Department of Biochemistry, Loma Linda University School of Medicine, Loma Linda, CA, USA.
BMC Cancer. 2014 Mar 12;14:176. doi: 10.1186/1471-2407-14-176.
The inhibitor of apoptosis (IAP) protein Survivin and its splice variants are differentially expressed in breast cancer tissues. Our previous work showed Survivin is released from tumor cells via small membrane-bound vesicles called exosomes. We, therefore, hypothesize that analysis of serum exosomal Survivin and its splice variants may provide a novel biomarker for early diagnosis of breast cancer.
We collected sera from forty breast cancer patients and ten control patients who were disease free for 5 years after treatment. In addition, twenty-three paired breast cancer tumor tissues from those same 40 patients were analyzed for splice variants. Serum levels of Survivin were analyzed using ELISA and exosomes were isolated from this serum using the commercially available ExoQuick kit, with subsequent Western blots and immunohistochemistry performed.

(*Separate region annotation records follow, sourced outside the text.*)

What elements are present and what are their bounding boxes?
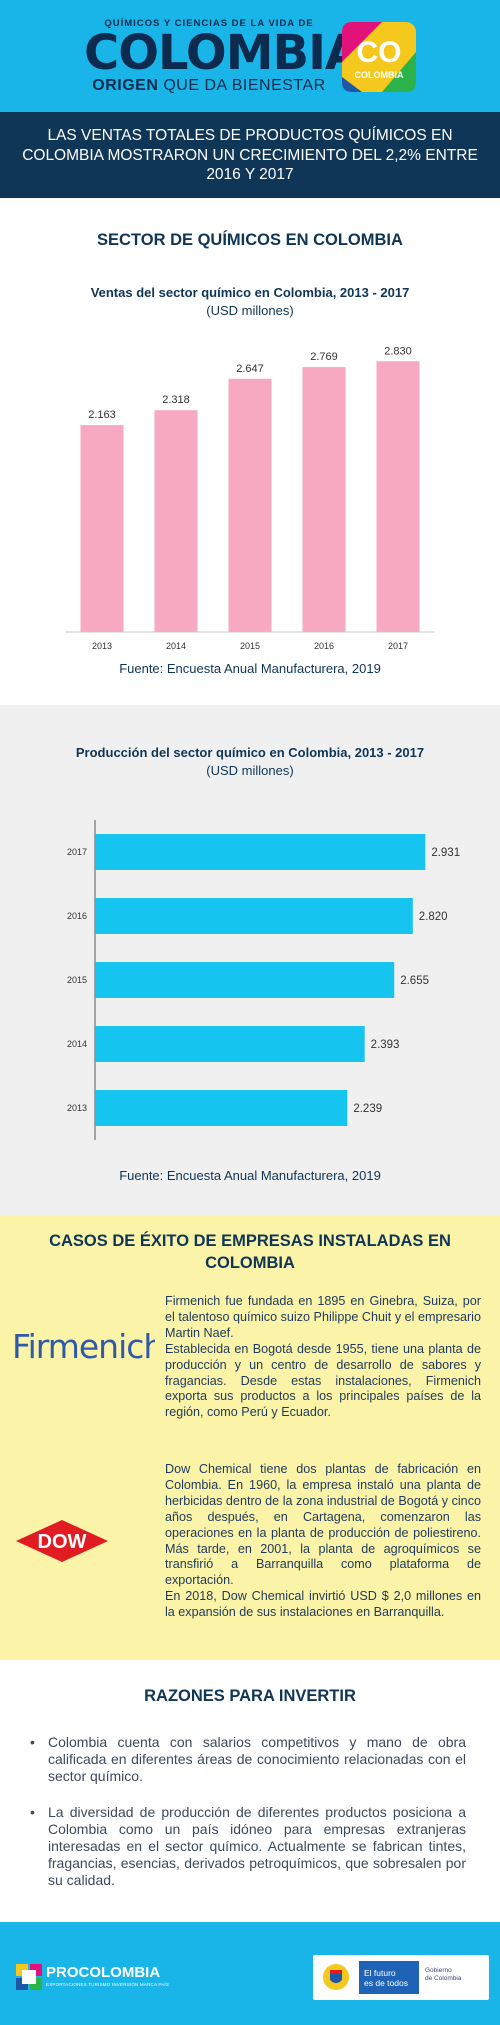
svg-text:Firmenich: Firmenich (12, 1327, 155, 1366)
production-data-label: 2.931 (431, 847, 460, 859)
procolombia-name: PROCOLOMBIA (46, 1964, 161, 1981)
production-data-label: 2.820 (419, 911, 448, 923)
bullet-icon: • (30, 1734, 35, 1750)
sales-chart-subtitle: (USD millones) (206, 303, 294, 318)
sales-bar (154, 410, 198, 632)
production-y-tick-label: 2017 (67, 847, 87, 857)
co-logo-word: COLOMBIA (355, 70, 404, 80)
sales-x-tick-label: 2017 (388, 641, 408, 651)
sector-title: SECTOR DE QUÍMICOS EN COLOMBIA (97, 231, 403, 249)
production-data-label: 2.655 (400, 975, 429, 987)
slogan-line-1: El futuro (364, 1968, 396, 1978)
dow-logo: DOW (16, 1520, 108, 1562)
production-y-tick-label: 2016 (67, 911, 87, 921)
production-data-label: 2.393 (371, 1039, 400, 1051)
production-data-label: 2.239 (353, 1103, 382, 1115)
bullet-icon: • (30, 1803, 35, 1820)
dow-case-text: Dow Chemical tiene dos plantas de fabric… (165, 1462, 481, 1621)
svg-text:DOW: DOW (38, 1531, 87, 1553)
production-bar (95, 1090, 348, 1126)
brand-tagline-top: QUÍMICOS Y CIENCIAS DE LA VIDA DE (104, 18, 314, 29)
gov-name-line-2: de Colombia (425, 1975, 462, 1982)
production-bar (95, 834, 426, 870)
production-y-tick-label: 2014 (67, 1039, 87, 1049)
reasons-list: • Colombia cuenta con salarios competitiv… (28, 1734, 466, 1908)
production-bar-chart: 2.931 2017 2.820 2016 2.655 2015 2.393 2014 2.23… (67, 820, 460, 1140)
sales-bar (302, 367, 346, 632)
firmenich-logo: Firmenich (12, 1327, 155, 1366)
reason-text: La diversidad de producción de diferente… (48, 1803, 466, 1889)
success-cases-section: CASOS DE ÉXITO DE EMPRESAS INSTALADAS EN… (0, 1216, 500, 1660)
firmenich-paragraph-2: Establecida en Bogotá desde 1955, tiene … (165, 1341, 481, 1420)
brand-rest: QUE DA BIENESTAR (163, 77, 326, 94)
sales-bar (376, 361, 420, 632)
brand-wordmark: COLOMBIA (84, 25, 362, 81)
footer: PROCOLOMBIA EXPORTACIONES TURISMO INVERS… (0, 1922, 500, 2025)
sales-data-label: 2.318 (162, 394, 190, 406)
brand-block: QUÍMICOS Y CIENCIAS DE LA VIDA DE COLOMB… (84, 18, 362, 95)
sales-x-tick-label: 2014 (166, 641, 186, 651)
reason-item: • Colombia cuenta con salarios competitiv… (28, 1734, 466, 1786)
gov-name-line-1: Gobierno (425, 1967, 452, 1974)
sales-data-label: 2.769 (310, 351, 338, 363)
headline: LAS VENTAS TOTALES DE PRODUCTOS QUÍMICOS… (22, 127, 478, 183)
sales-x-tick-label: 2013 (92, 641, 112, 651)
production-bar (95, 898, 413, 934)
reason-text: Colombia cuenta con salarios competitivo… (48, 1734, 466, 1785)
procolombia-tagline: EXPORTACIONES TURISMO INVERSIÓN MARCA PA… (46, 1982, 170, 1987)
dow-paragraph-2: En 2018, Dow Chemical invirtió USD $ 2,0… (165, 1589, 481, 1620)
slogan-line-2: es de todos (364, 1978, 408, 1988)
header-banner: QUÍMICOS Y CIENCIAS DE LA VIDA DE COLOMB… (0, 0, 500, 112)
co-logo-letters: CO (357, 36, 402, 69)
coat-of-arms-icon (323, 1964, 349, 1990)
production-y-tick-label: 2013 (67, 1103, 87, 1113)
brand-origen: ORIGEN (92, 77, 159, 94)
dow-paragraph-1: Dow Chemical tiene dos plantas de fabric… (165, 1462, 481, 1588)
sales-chart-source: Fuente: Encuesta Anual Manufacturera, 20… (119, 661, 381, 676)
production-chart-title: Producción del sector químico en Colombi… (75, 745, 425, 760)
production-section: Producción del sector químico en Colombi… (0, 705, 500, 1216)
reason-item: • La diversidad de producción de diferent… (28, 1804, 466, 1890)
sales-x-tick-label: 2015 (240, 641, 260, 651)
production-y-tick-label: 2015 (67, 975, 87, 985)
firmenich-case-text: Firmenich fue fundada en 1895 en Ginebra… (165, 1294, 481, 1421)
sales-chart-title: Ventas del sector químico en Colombia, 2… (90, 285, 410, 300)
sales-data-label: 2.830 (384, 345, 412, 357)
production-bar (95, 1026, 365, 1062)
sales-bar-chart: 2.163 2013 2.318 2014 2.647 2015 2.769 2016 2.83… (65, 345, 435, 651)
sales-x-tick-label: 2016 (314, 641, 334, 651)
headline-band: LAS VENTAS TOTALES DE PRODUCTOS QUÍMICOS… (0, 112, 500, 198)
sales-data-label: 2.163 (88, 409, 116, 421)
success-cases-title: CASOS DE ÉXITO DE EMPRESAS INSTALADAS EN… (49, 1232, 451, 1272)
production-bar (95, 962, 395, 998)
co-colombia-logo: CO COLOMBIA (342, 22, 416, 92)
firmenich-paragraph-1: Firmenich fue fundada en 1895 en Ginebra… (165, 1294, 481, 1340)
sales-bar (228, 378, 272, 632)
government-logo: El futuro es de todos Gobierno de Colomb… (313, 1955, 489, 2000)
government-name: Gobierno de Colombia (425, 1967, 462, 1983)
procolombia-icon (16, 1964, 42, 1990)
sales-data-label: 2.647 (236, 363, 264, 375)
production-chart-source: Fuente: Encuesta Anual Manufacturera, 20… (119, 1168, 381, 1183)
production-chart-subtitle: (USD millones) (206, 763, 294, 778)
brand-tagline-bottom: ORIGEN QUE DA BIENESTAR (84, 77, 334, 95)
reasons-title: RAZONES PARA INVERTIR (144, 1687, 356, 1705)
sales-bar (80, 425, 124, 632)
government-slogan: El futuro es de todos (359, 1961, 419, 1994)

Survivin levels were significantly higher in all the breast cancer samples compared to controls (p < 0.05) with exosome amounts significantly higher in cancer patient sera compared to controls (p < 0.01). While Survivin and Survivin-∆Ex3 splice variant expression and localization was identical in serum exosomes, differential expression of Survivin-2B protein existed in the exosomes. Similarly, Survivin and Survivin-∆Ex3 proteins were the predominant forms detected in all of the breast cancer tissues evaluated in this study, whereas a more variable expression of Survivin-2B level was found at different cancer stages.
In this study we show for the first time that like Survivin, the Survivin splice variants are also exosomally packaged in the breast cancer patients' sera, mimicking the survivin splice variant pattern that we also report in breast cancer tissues. Differential expression of exosomal-Survivin, particularly Survivin-2B, may serve as a diagnostic and/or prognostic marker, a "liquid biopsy" if you will, in early breast cancer patients. Furthermore, a more thorough understanding of the role of this prominent antiapoptotic pathway could lead to the development of potential therapeutics for breast cancer patients.
凋亡抑制蛋白(IAP)Survivin 及其剪接变异体在乳腺癌组织中呈现差异性表达。我们之前的研究表明 Survivin 通过被称为外泌体的小型膜结合囊泡从肿瘤细胞中释放出来。因此,我们假设分析血清外泌体 Survivin 及其剪接变异体可能为乳腺癌的早期诊断提供一种新的生物标志物。
我们收集了 40 名乳腺癌患者和 10 名经过 5 年治疗后无病的对照患者的血清。此外,还分析了来自这 40 名患者的 23 对乳腺癌肿瘤组织的剪接变异体。使用 ELISA 分析 Survivin 水平,使用市售的 ExoQuick 试剂盒从血清中分离外泌体,随后进行 Western blot 和免疫组织化学检测。
所有乳腺癌样本中的 Survivin 水平均显著高于对照组(p < 0.05),而癌症患者血清中外泌体的含量明显高于对照组(p < 0.01)。血清外泌体中 Survivin 和 Survivin-∆Ex3 剪接变异体的表达和定位相同,但 Survivin-2B 蛋白存在差异表达。同样,在本研究评估的所有乳腺癌组织中,主要检测到 Survivin 和 Survivin-∆Ex3 蛋白,而 Survivin-2B 水平的表达则更为多变,存在于不同的癌症阶段。
在这项研究中,我们首次表明,与 Survivin 一样,Survivin 剪接变异体也以外泌体的形式包装在乳腺癌患者的血清中,模拟了我们在乳腺癌组织中报告的 Survivin 剪接变异体模式。外泌体 Survivin,特别是 Survivin-2B 的差异性表达可能作为早期乳腺癌患者的诊断和/或预后标志物,即“液体活检”。此外,更深入地了解这一重要抗凋亡途径的作用可能会导致为乳腺癌患者开发潜在的治疗方法。